A síntese do projeto, concluído depois de cinco anos de pesquisas, era o desenvolvimento de um método de análise que permitisse estimar a vida útil de tubos sujeitos a correntes marítimas. “Esses sistemas de risers chegam a custar dezenas de milhões de dólares e sua integridade é ameaçada pelas intensas vibrações geradas por vórtices”, diz o pesquisador. “É, portanto, importante compreender o fenômeno, pois ele tem um impacto econômico muito grande na exploração de petróleo em alto-mar.”

Para ter uma idéia da amplitude da pesquisa – que se valeu de estudos computacionais da dinâmica dos fluidos, de ensaios com modelos reduzidos feitos no tanque de provas do IPT, bem como de simulações do comportamento dinâmico de uma tubulação ou riser -, basta saber que a estrutura dos vórtices é tão complexa que atualmente os computadores só são capazes de simular numericamente uma pequena parte delas.
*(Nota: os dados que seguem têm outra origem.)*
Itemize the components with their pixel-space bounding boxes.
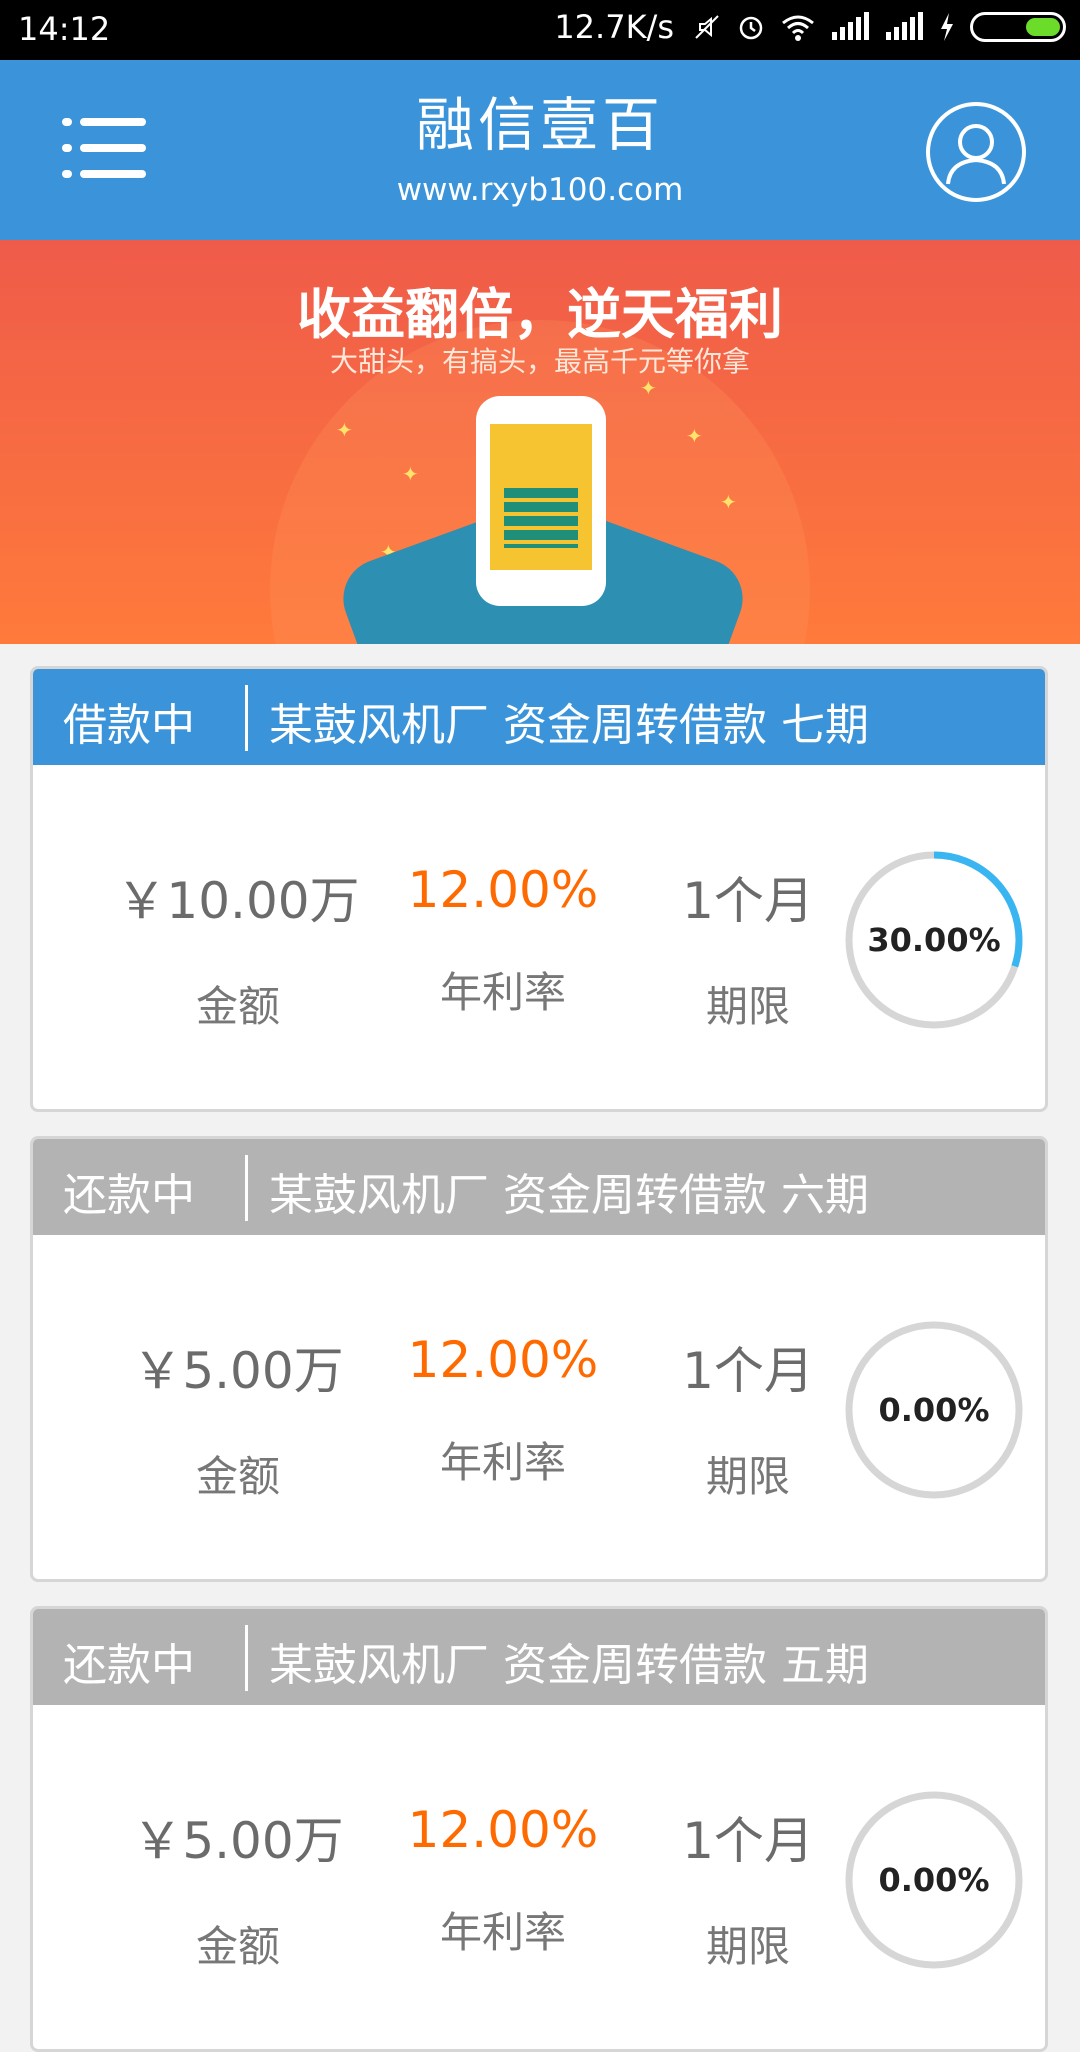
loan-name: 某鼓风机厂 资金周转借款 六期 [269, 1170, 869, 1221]
wifi-icon [782, 15, 814, 41]
rate-stat: 12.00% 年利率 [363, 1331, 643, 1490]
term-stat: 1个月 期限 [623, 861, 873, 1034]
term-stat: 1个月 期限 [623, 1801, 873, 1974]
amount-stat: ￥10.00万 金额 [73, 861, 403, 1034]
rate-stat: 12.00% 年利率 [363, 1801, 643, 1960]
app-title: 融信壹百 [415, 91, 664, 159]
loan-card-header: 还款中 某鼓风机厂 资金周转借款 五期 [33, 1609, 1045, 1705]
loan-status: 借款中 [63, 700, 195, 751]
progress-ring: 0.00% [841, 1787, 1027, 1973]
banner-subline: 大甜头，有搞头，最高千元等你拿 [329, 345, 750, 378]
loan-term: 1个月 [682, 1342, 814, 1400]
progress-percent: 0.00% [878, 1861, 990, 1899]
loan-amount: ￥5.00万 [132, 1342, 344, 1400]
loan-term: 1个月 [682, 872, 814, 930]
loan-card-header: 还款中 某鼓风机厂 资金周转借款 六期 [33, 1139, 1045, 1235]
rate-label: 年利率 [439, 1908, 566, 1957]
alarm-icon [739, 16, 763, 40]
promo-banner[interactable]: 收益翻倍，逆天福利 大甜头，有搞头，最高千元等你拿 ✦ ✦ ✦ ✦ ✦ ✦ [0, 240, 1080, 644]
loan-amount: ￥5.00万 [132, 1812, 344, 1870]
header-divider [245, 1625, 248, 1691]
mute-icon [695, 15, 719, 39]
progress-percent: 30.00% [867, 921, 1001, 959]
term-label: 期限 [705, 1922, 790, 1971]
progress-ring: 0.00% [841, 1317, 1027, 1503]
status-bar: 14:12 12.7K/s [0, 0, 1080, 60]
loan-rate: 12.00% [407, 861, 599, 919]
amount-label: 金额 [195, 1922, 280, 1971]
progress-percent: 0.00% [878, 1391, 990, 1429]
loan-card-header: 借款中 某鼓风机厂 资金周转借款 七期 [33, 669, 1045, 765]
banner-headline: 收益翻倍，逆天福利 [297, 283, 783, 346]
header-divider [245, 685, 248, 751]
progress-ring: 30.00% [841, 847, 1027, 1033]
phone-illustration [476, 396, 606, 606]
loan-rate: 12.00% [407, 1331, 599, 1389]
loan-card[interactable]: 还款中 某鼓风机厂 资金周转借款 六期 ￥5.00万 金额 12.00% 年利率… [30, 1136, 1048, 1582]
amount-label: 金额 [195, 982, 280, 1031]
amount-stat: ￥5.00万 金额 [73, 1331, 403, 1504]
charging-icon [941, 13, 953, 41]
app-url: www.rxyb100.com [396, 172, 684, 208]
rate-label: 年利率 [439, 968, 566, 1017]
loan-amount: ￥10.00万 [116, 872, 360, 930]
loan-name: 某鼓风机厂 资金周转借款 七期 [269, 700, 869, 751]
status-icons: 12.7K/s [554, 8, 1066, 46]
network-speed: 12.7K/s [554, 8, 674, 46]
loan-term: 1个月 [682, 1812, 814, 1870]
loan-status: 还款中 [63, 1170, 195, 1221]
battery-icon [970, 12, 1066, 42]
amount-label: 金额 [195, 1452, 280, 1501]
status-time: 14:12 [18, 10, 111, 48]
amount-stat: ￥5.00万 金额 [73, 1801, 403, 1974]
rate-label: 年利率 [439, 1438, 566, 1487]
rate-stat: 12.00% 年利率 [363, 861, 643, 1020]
app-header: 融信壹百 www.rxyb100.com [0, 60, 1080, 240]
loan-rate: 12.00% [407, 1801, 599, 1859]
signal-icon [886, 12, 923, 40]
loan-status: 还款中 [63, 1640, 195, 1691]
signal-icon [832, 12, 869, 40]
term-stat: 1个月 期限 [623, 1331, 873, 1504]
term-label: 期限 [705, 1452, 790, 1501]
loan-name: 某鼓风机厂 资金周转借款 五期 [269, 1640, 869, 1691]
user-profile-icon[interactable] [926, 102, 1026, 202]
loan-card[interactable]: 借款中 某鼓风机厂 资金周转借款 七期 ￥10.00万 金额 12.00% 年利… [30, 666, 1048, 1112]
term-label: 期限 [705, 982, 790, 1031]
header-divider [245, 1155, 248, 1221]
loan-card[interactable]: 还款中 某鼓风机厂 资金周转借款 五期 ￥5.00万 金额 12.00% 年利率… [30, 1606, 1048, 2052]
“Temos avançado de forma consistente. Estamos muito próximos de poder simular o fenômeno de vibrações induzidas por vórtices em risers, com inclusão de efeitos tridimensionais no escoamento”, salienta Julio Meneghini, responsável pela fluido-dinâmica computacional. “Foi possível criar o LIFE – Laboratório de Interação Fluido-Estruturas – equipando-o com estações de trabalho de última geração, de grande capacidade de processamento”, acrescenta Clóvis Martins, da Engenharia Mecânica.

Compreensão acurada
“O projeto foi essencial para colocar juntas pessoas de diferentes departamentos que trabalhavam em torno de um campo comum. Com isso, procuramos chegar a uma compreensão física mais acurada do fenômeno da vorticidade, na tentativa de construir modelos capazes de reproduzir o fenômeno observado em laboratório”, diz Penteado Aranha. “Acredito que em dois anos vamos atingir esse objetivo.”

Dos dois projetos temáticos participaram cinco pesquisadores do IPT, 11 da Politécnica e dos institutos de Física e de Matémática da USP, além de cerca de 20 alunos de iniciação científica e pós-graduação. Também colaboraram cientistas do Imperial College de Londres e das universidades de Michigan e Cornell, nos Estados Unidos.

A produção acadêmica a partir das pesquisas incluiu 60 documentos apresentados em conferências internacionais, 15 artigos em revistas científicas no exterior, além de monografias, dissertações de mestrado e teses de doutorado.